Bierbaum, former acting director of the U.S. Office of Science and Technology Policy, organized the panel, to be held 1:45 - 4:45 p.m. Sunday, Feb. 20, as the last of a three-part symposium on science, policy and politics in federal policy making.
"In previous administrations, scientists were always at the table when regulations were being developed," Bierbaum said. "Science never had the last voice, but it had a voice."
Bierbaum said many members of the science community are worried about the unprecedented politicization of science under Bush. This panel of former or current government science advisors that she helped assemble is in a unique position to discuss how things differ from previous eras, and what the next four years portend for environmental policy, she said.
For instance, Bierbaum said, federal funding for research is expected to stay relatively flat in the coming years. However, plans to cut the deficit by half, but not cut defense spending, will mean that more money must come from discretionary funding, which includes research, she said.
Bierbaum's portion of the panel talk will focus on the environmental research community and the future of some of the environmental research programs that are most important to the public and private sector. For example, despite a call by the National Research Council for an expansion in funding of the Climate Change Science Program to match the expansion in scope, no growth is indicated. NASA's Earth Science program will suffer along with the rest of NASA science programs as the President's Moon and Mars program consumes an ever larger portion of the NASA budget, she said. The National Oceanic and Atmospheric Administration global change program is slated for a cut, and plans for crucial temperature and rainfall monitoring stations may be shelved.

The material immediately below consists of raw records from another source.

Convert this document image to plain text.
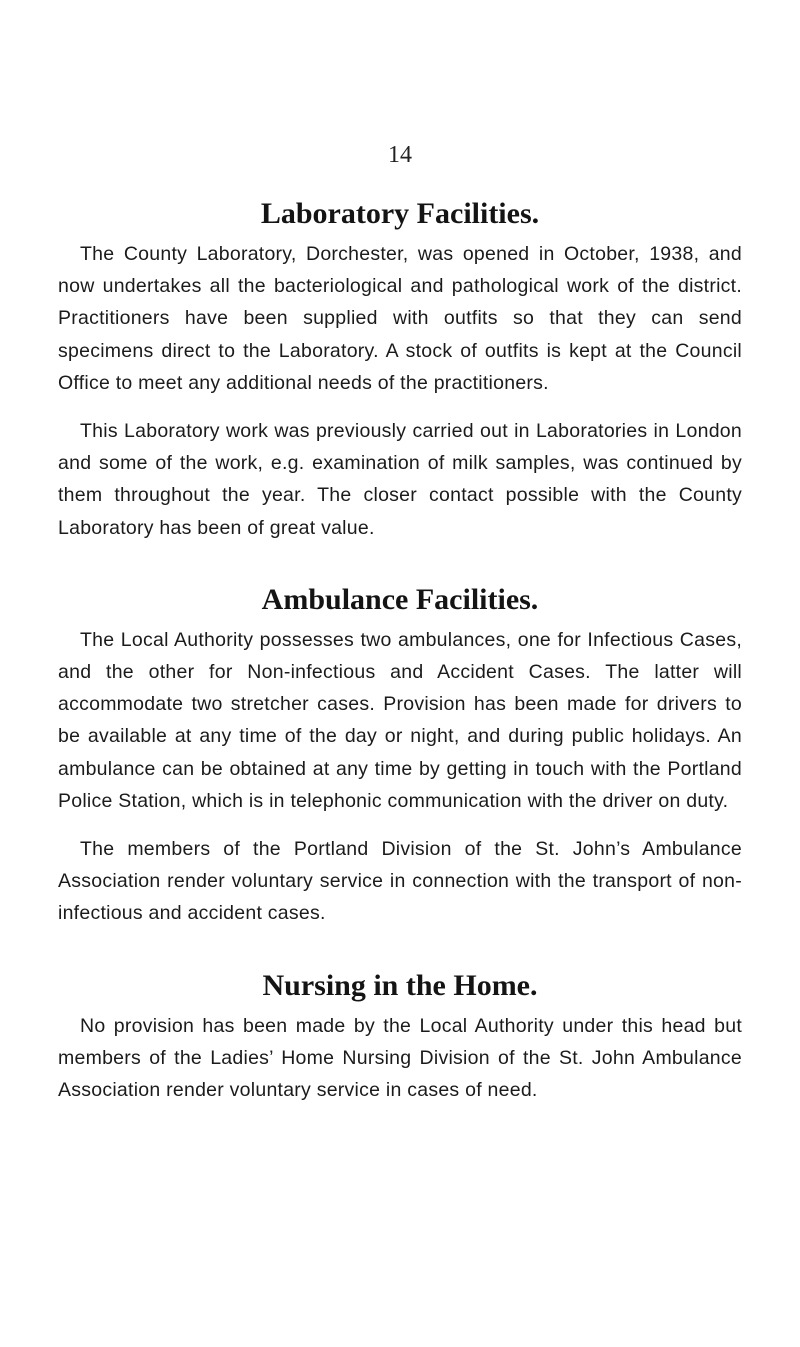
14
Laboratory Facilities.

The County Laboratory, Dorchester, was opened in October, 1938, and now undertakes all the bacteriological and pathological work of the district. Practitioners have been supplied with outfits so that they can send specimens direct to the Laboratory. A stock of outfits is kept at the Council Office to meet any additional needs of the practitioners.

This Laboratory work was previously carried out in Laboratories in London and some of the work, e.g. examination of milk samples, was continued by them throughout the year. The closer contact possible with the County Laboratory has been of great value.

Ambulance Facilities.

The Local Authority possesses two ambulances, one for Infectious Cases, and the other for Non-infectious and Accident Cases. The latter will accommodate two stretcher cases. Provision has been made for drivers to be available at any time of the day or night, and during public holidays. An ambulance can be obtained at any time by getting in touch with the Portland Police Station, which is in telephonic communication with the driver on duty.

The members of the Portland Division of the St. John’s Ambulance Association render voluntary service in connection with the transport of non-infectious and accident cases.

Nursing in the Home.

No provision has been made by the Local Authority under this head but members of the Ladies’ Home Nursing Division of the St. John Ambulance Association render voluntary service in cases of need.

Perhaps most troubling, Bierbaum said, is the overall impact the proposed budget cuts will have on the education and training of graduate students, especially in the physical sciences. If the cuts in the Department of Energy's Office of Science, NASA science, National Science Foundation education programs and even defense basic research are approved by the Congress, support of graduate students will be slashed dramatically. This is precisely contrary to the recommendations made by the Council on Competitiveness in the recent National Innovation Initiative report. That report calls for the greater support of research and graduate student training as a necessary element in the nation's ability to remain at the cutting edge of technological innovation---the key to our economic competitiveness.
Bierbaum joined the Office of Science and Technology Policy in November 1993 as a senior policy analyst and served as assistant director for environment before being confirmed by the U.S. Senate as associate director in 1998. Before that, she worked for Congress for 13 years at the Office of Technology Assessment. She became Dean at U-M in October 2001.
Other panelists include: Neal Lane, Senior Fellow, James A. Baker III Institute of Public Policy, Rice University and former Science Advisor and director of the NSF; Dave Goldston, Chief of Staff, House Committee on Science; Mark van Putten, Principal, Conservation Strategy and former president and CEO, National Wildlife Federation; John Holdren, Teresa and John Heinz Professor of Environmental Policy, John F. Kennedy School of Government and chair of the National Academy of Science Committee on International Security and Arms Control; and Robert Watson, Chief Scientist, World Bank and former director of the Intergovernmental Panel on Climate Change.